What did your expert have for breakfast? Who was his mother? Why does he hate his father? What sort of mole does he have on his left butt cheek? Why ask why? Inquiring minds want to know!!
This pedantic questioning for ever smaller details in an effort to win the internet is getting old.
Put up dude. I showed you the mechanics of mine. You show me the mechanics of yours that make you the expert you are.
@pemerton responded with "Cunning Expert d8" but that doesn't give the whole of the mechanic. Rather that's shows some relevant parameters of the mechanic. I don't know MHRP but I do know the Cortex System that it is based on.
Stripped down
Everyone writes down their character’s name and some things they’re good at doing, they may also have a metacurrency
Generic things a character are good at doing are represented by traits - descriptive labels with dice ratings attached to them (such as “Cunning Expert d8”)
Games like MHRP will structure traits into sets, which could include attributes, affiliations, distinctions, powers etc. Sets of traits have defining qualities that condition where and how they apply.
Traits are diegetic: if my character is a cunning expert, that's something they and others in the world can know about. I can include the die in my roll whenever it makes sense that it applies. I can't include the die in my roll where it doesn't make sense (and sets generally make that even clearer.)
A metacurrency -- in it's generic form, "plot points" -- is earned by players when they roll 1 on a die, and can be spent by them to add dice to future rolls. GM gets plot points too, but the generic way GM uses them is to introduce NPCs.

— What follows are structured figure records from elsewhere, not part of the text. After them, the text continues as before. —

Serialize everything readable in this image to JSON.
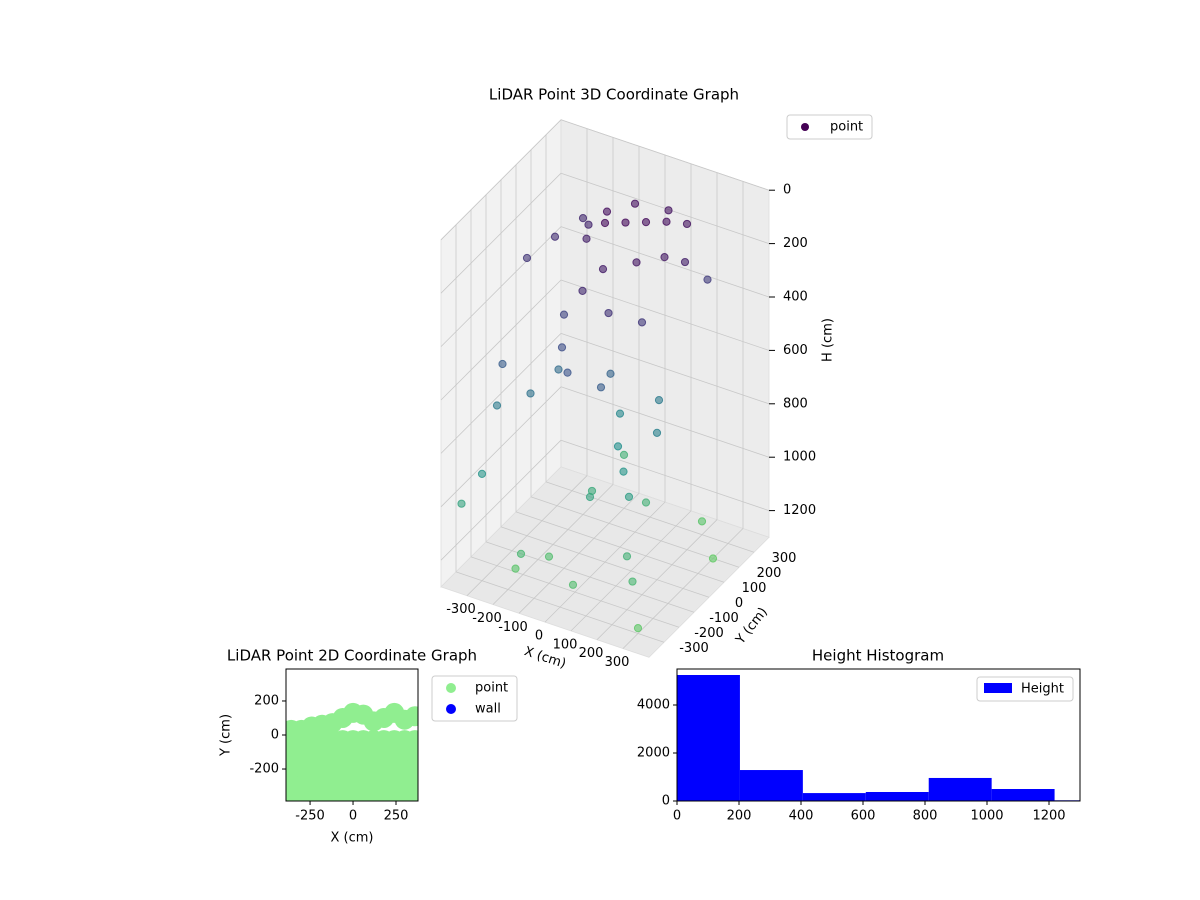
{
  "chart_data": [
    {
      "type": "scatter3d",
      "title": "LiDAR Point 3D Coordinate Graph",
      "xlabel": "X (cm)",
      "ylabel": "Y (cm)",
      "zlabel": "H (cm)",
      "xlim": [
        -400,
        400
      ],
      "ylim": [
        -400,
        400
      ],
      "zlim": [
        0,
        1300
      ],
      "zinverted": true,
      "xticks": [
        -300,
        -200,
        -100,
        0,
        100,
        200,
        300
      ],
      "yticks": [
        -300,
        -200,
        -100,
        0,
        100,
        200,
        300
      ],
      "zticks": [
        0,
        200,
        400,
        600,
        800,
        1000,
        1200
      ],
      "colormap": "viridis",
      "legend": "upper right",
      "series": [
        {
          "name": "point",
          "color": "#440154",
          "x": [
            0,
            50,
            100,
            150,
            200,
            -50,
            0,
            100,
            150,
            200,
            250,
            50,
            -100,
            -150,
            -200,
            -250,
            -300,
            0,
            100,
            200,
            250,
            -100,
            -50,
            0,
            100,
            50,
            -150,
            -200,
            150,
            200,
            0,
            -250,
            -300,
            50,
            100,
            150,
            0,
            -50,
            200,
            250,
            -100,
            -200,
            300,
            50,
            -150,
            -300,
            -350,
            100,
            200,
            300,
            -100
          ],
          "y": [
            0,
            50,
            100,
            150,
            200,
            100,
            200,
            250,
            -50,
            50,
            100,
            -100,
            50,
            150,
            200,
            100,
            0,
            -150,
            -150,
            -100,
            250,
            -100,
            -200,
            -250,
            -200,
            -50,
            -50,
            -150,
            100,
            0,
            100,
            -250,
            -200,
            0,
            -50,
            -100,
            -100,
            0,
            -200,
            -250,
            -200,
            -250,
            -300,
            -300,
            -300,
            -300,
            -350,
            100,
            300,
            200,
            300
          ],
          "values": [
            30,
            40,
            50,
            60,
            80,
            60,
            70,
            90,
            100,
            120,
            150,
            130,
            150,
            170,
            190,
            220,
            260,
            200,
            250,
            280,
            300,
            350,
            400,
            450,
            500,
            550,
            600,
            650,
            700,
            750,
            800,
            500,
            700,
            850,
            900,
            950,
            1000,
            1050,
            1100,
            1150,
            1200,
            1250,
            1280,
            1200,
            1150,
            900,
            1000,
            1100,
            1250,
            1300,
            1100
          ]
        }
      ]
    },
    {
      "type": "scatter",
      "title": "LiDAR Point 2D Coordinate Graph",
      "xlabel": "X (cm)",
      "ylabel": "Y (cm)",
      "xlim": [
        -390,
        378
      ],
      "ylim": [
        -388,
        388
      ],
      "xticks": [
        -250,
        0,
        250
      ],
      "yticks": [
        -200,
        0,
        200
      ],
      "legend": "outside right",
      "series": [
        {
          "name": "point",
          "color": "#90ee90",
          "x": [
            -360,
            -360,
            -360,
            -360,
            -360,
            -360,
            -300,
            -300,
            -300,
            -300,
            -300,
            -300,
            -240,
            -240,
            -240,
            -240,
            -240,
            -240,
            -180,
            -180,
            -180,
            -180,
            -180,
            -180,
            -120,
            -120,
            -120,
            -120,
            -120,
            -120,
            -60,
            -60,
            -60,
            -60,
            -60,
            -60,
            0,
            0,
            0,
            0,
            0,
            0,
            60,
            60,
            60,
            60,
            60,
            60,
            120,
            120,
            120,
            120,
            120,
            120,
            180,
            180,
            180,
            180,
            180,
            180,
            240,
            240,
            240,
            240,
            240,
            240,
            300,
            300,
            300,
            300,
            300,
            300,
            360,
            360,
            360,
            360,
            360,
            360
          ],
          "values": [
            -350,
            -270,
            -190,
            -110,
            -30,
            30,
            -350,
            -270,
            -190,
            -110,
            -30,
            30,
            -350,
            -270,
            -190,
            -110,
            -30,
            50,
            -350,
            -270,
            -190,
            -110,
            -30,
            60,
            -350,
            -270,
            -190,
            -110,
            -30,
            70,
            -350,
            -270,
            -190,
            -110,
            -30,
            100,
            -350,
            -270,
            -190,
            -110,
            -30,
            130,
            -350,
            -270,
            -190,
            -110,
            -30,
            120,
            -350,
            -270,
            -190,
            -110,
            -30,
            80,
            -350,
            -270,
            -190,
            -110,
            -30,
            100,
            -350,
            -270,
            -190,
            -110,
            -30,
            130,
            -350,
            -270,
            -190,
            -110,
            -30,
            90,
            -350,
            -270,
            -190,
            -110,
            -30,
            110
          ]
        },
        {
          "name": "wall",
          "color": "#0000ff",
          "x": [],
          "values": []
        }
      ]
    },
    {
      "type": "histogram",
      "title": "Height Histogram",
      "bins": [
        0,
        203,
        406,
        609,
        812,
        1015,
        1218,
        1421
      ],
      "xlim": [
        0,
        1300
      ],
      "ylim": [
        0,
        5500
      ],
      "xticks": [
        0,
        200,
        400,
        600,
        800,
        1000,
        1200
      ],
      "yticks": [
        0,
        2000,
        4000
      ],
      "legend": "upper right",
      "series": [
        {
          "name": "Height",
          "color": "#0000ff",
          "values": [
            5250,
            1290,
            330,
            375,
            960,
            500,
            30
          ]
        }
      ]
    }
  ]
}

Games like MHRP can alter the way plot points work in the game using mods. A doom pool is a mod that swaps GM plot points for a dice pool.
And finally, when you want to do something and there’s something that might get in your way (such as the environment, another character, or time), you make a test.
Someone else picks up dice to establish the difficulty number you must beat to succeed.
You assemble your dice pool, roll it and keep two dice to compare with the difficulty number.
You may also nominate one die you didn't keep to be your effect level (the more sides the better, e.g. d12 is a stronger effect than d6 regardless of what was rolled on it.)
Any 1s, whether you keep them or not, create complications (and earn you plot points.)
In specific games, there can be numerous concrete details that make all this specific to some imagined world rather than generic. For example, a distinction "Your Life Before" may let you add a die to a crisis pool to double your attribute die when you connect to your old life.
This general apparatus is tremendously versatile, and at the same time strongly
diegetical. I say it is diegetical because every element of the game mechanic associates with something diegetic in play. If Cunning Expert doesn't matter in this situation, I can't include that d8 in my roll. If it matters, I can include it. If I include that d8 in my total and beat a test I can narrate that it made a difference. There's more to it of course, including an absence of assumptions some might port into it with their set of unwritten rules.
I think one could complain that it is not
para-diegetic, meaning that the process itself is not set up to unfold in a sequence that feels like some imagined causal chain. That makes sense, because rather than a collection of sub-systems each bespoke to some phenomena significant to play (potentially and usually hung off a backbone system), the core apparatus is applicable to any phenomena that becomes significant to play.
I've observed that the quality of being diegetical matters to most who favour process-simulation, while the quality of being para-diegetic matters to some more than others (and doesn't in my opinion turn out to be all that robust... it typically relies on glossing over deviations.) Folk comfortable with traditional game system structures might count Cortex out from being proceess-sim just because it doesn't feel like those traditional structures.